" "

Jennifer Middleton

Senior Director of Research

Dr. Middleton is an Associate Professor in the Kent School of Social Work at the UofL and Director of the UofL Human Trafficking Research Initiative. Dr. Jennifer Middleton’s research, teaching, and service activities all focus on partnering with communities to develop trauma-informed approaches to working with children and families impacted by trauma, sub-stance abuse, and other adverse childhood experiences. In addition, her collaborative efforts aim to address the cumulative impact of working with traumatized populations on the professionals and organizations who serve them. Dr. Middleton leads multiple federally-funded, interdisciplinary research projects examining the impact of trauma-informed organizational change interventions within systems of care that serve sex trafficked populations and address community violence within refugee, Tribal, urban, and rural community contexts. She recently completed a five-year $3.9M federal grant project that created a trauma-informed system of care for children directly impacted by the opioid epidemic.

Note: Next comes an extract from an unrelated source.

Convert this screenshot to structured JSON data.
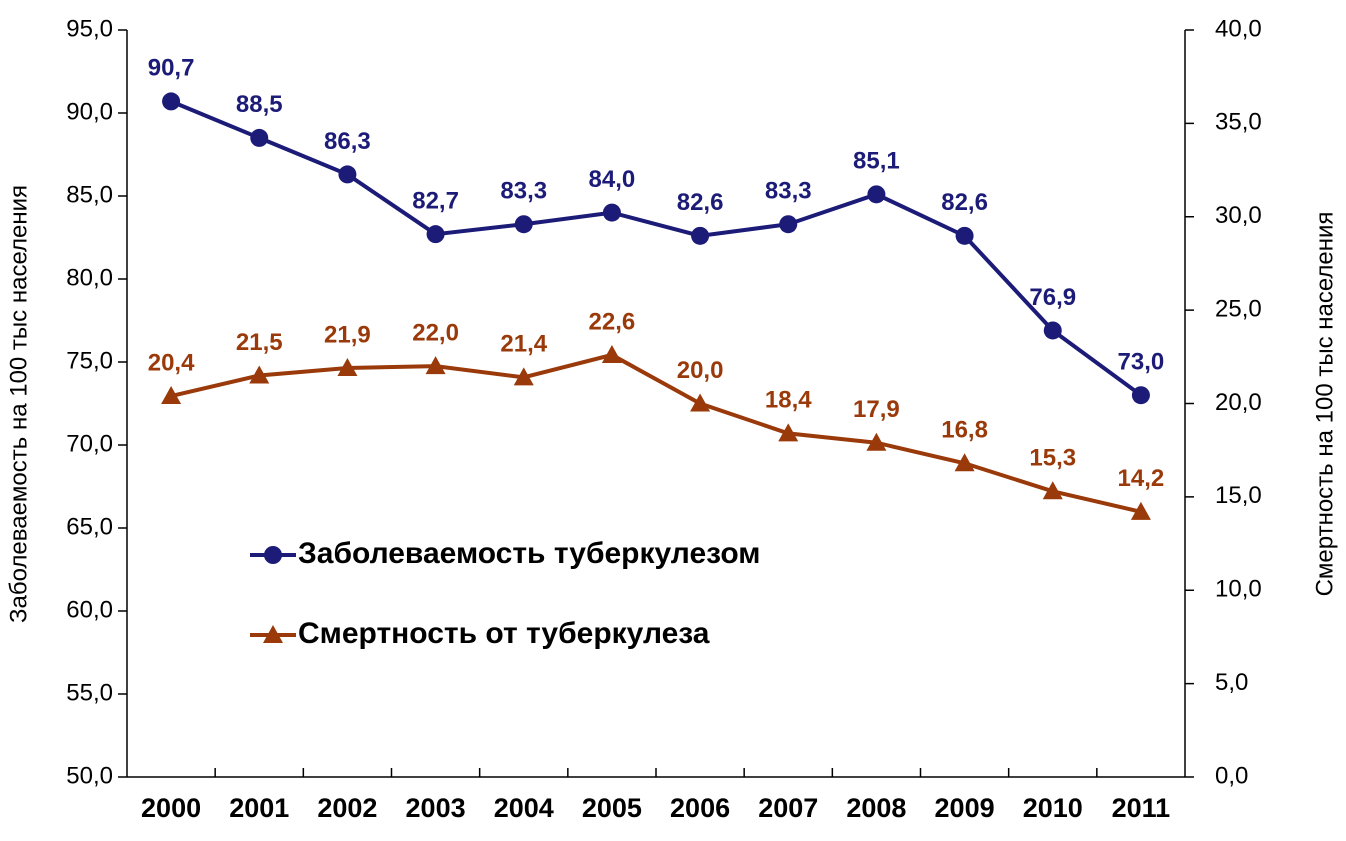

Dr. Middleton is currently the Director of Implementation for a new five-year $5M SAMHSA grant aimed at addressing community violence, trauma, and inequities in west and south Louisville. Dr. Middleton is also the Principal Investigator of two recently funded research projects which aim to address child sex trafficking: 1) Project STAAR: Survivors of Trafficking Creating Art, Advocacy, and Resilience, a qualitative study that utilizes photovoice methods to explore the lived experiences of child sex trafficking survivors, and 2) Project PIVOT: Prevention and Intervention of Victims of Trafficking, a comprehensive case review of all reported child sex trafficking cases over a 5-year period in Kentucky. Middleton is an active member of numerous local, state, national, and international human trafficking initiatives and is fully trained in the Sanctuary Model. During her forensic social work career, Dr. Middleton interviewed and provided services to over 4,000 sexually exploited and trafficked children and youth.